Est-ce l'Europe qui a besoin du gaz russe? Ou est-ce la Russie qui a besoin du marché européen pour écouler son gaz? Les experts russes et allemands ont tenté d'élucider ce mercredi qui a plus besoin de qui. En dépit de toutes les contradictions, les deux cotés sont arrivés à la conclusion qu'ils ont vraiment besoin l'un de l'autre et qu’il est important de poursuivre la coopération dans la sphère gazière.
En novembre la Russie va commencer à livrer le gaz naturel en Allemagne par le premier fil du gazoduc «Nord Stream». C’est un itinéraire tout à fait nouveau d’exportation du gaz naturel russe en Europe, qui contourne les pays de transit. Le gazoduc de 1220 km de long relie la ville russe de Vyborg à Greifswald en Allemagne, et passe sous la mer Baltique. La capacité de transport du premier fil représente approximativement 30 milliards de mètres cubes de gaz par an. Le volume de gaz fourni représente, selon les éstimations des spécialistes, l'équivalent annuel de production énergétique de toutes les centrales nucléaires allemandes. Et à la suite d'une série d'accidents à la centrale nucléaire japonaise Fukushima-1 au printemps dernier, un certain nombre d’Etats européens, dont l'Allemagne, ont décidé de renoncer complètement au nucléaire civil.

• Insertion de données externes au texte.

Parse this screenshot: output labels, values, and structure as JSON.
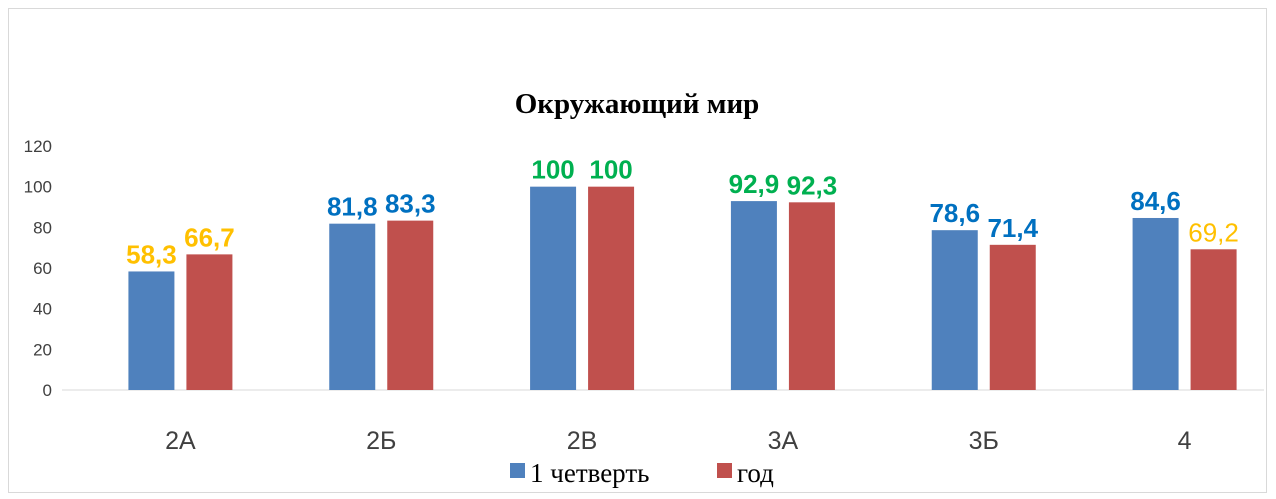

Cela voudrait dire que la demande en gaz naturel ne fera qu'augmenter. Selon les prévisions, d’ici à 10 ans, l’Europe aura besoin de 100 milliards de mètres cubes supplémentaires de gaz naturel, dont au moins un tiers sera importé de Russie. En même temps, les experts russes constatent que la Commission Européenne ordonne une stratégie de réduction de la part du gaz russe sur le marché du Vieux Continent. "Sinon comment expliquer les récentes inspections surprises dans les compagnies européennes, liées au consortium russe «Gazprom»?", s’interroge Konstantin Simonov, directeur général du Fonds de la sécurité énergétique nationale.
"En réalité l’Europe, en tant que grosse consommatrice du gaz, devrait avant tout penser à son approvisionnement pour les dix à vingt ans à venir. Au lieu de cela les pays de l'UE cherchent à faire en sorte que la Russie ait une part moindre dans les livraisons du gaz".
Les homologues européens appellent ce processus "la diversification des livraisons". Pour eux, il est important d’assurer la sécurité énergétique, et c’est une raison pour eux de soutenir notamment l’exploitation des gisements de gaz de schiste en Pologne, maintenir la prospection des gisements de petrole sur le plateau continental en mer du Nord, et soutenir la construction du gazoduc «Nabucco». En même temps les européens se montrent plutôt sceptiques quant à la réalisation du projet «South Stream» par Gazprom.
Il a fallu de longues années à la Russie pour prouver qu’elle est un fournisseur sûr et veut le rester à l’avenir, en couvrant une bonne partie des besoins du continent européen en gaz naturel. A condition, bien entendu, que les fonctionnaires bruxellois finissent par comprendre que l’Europe et la Russie ne pourront se passer l'un de l'autre.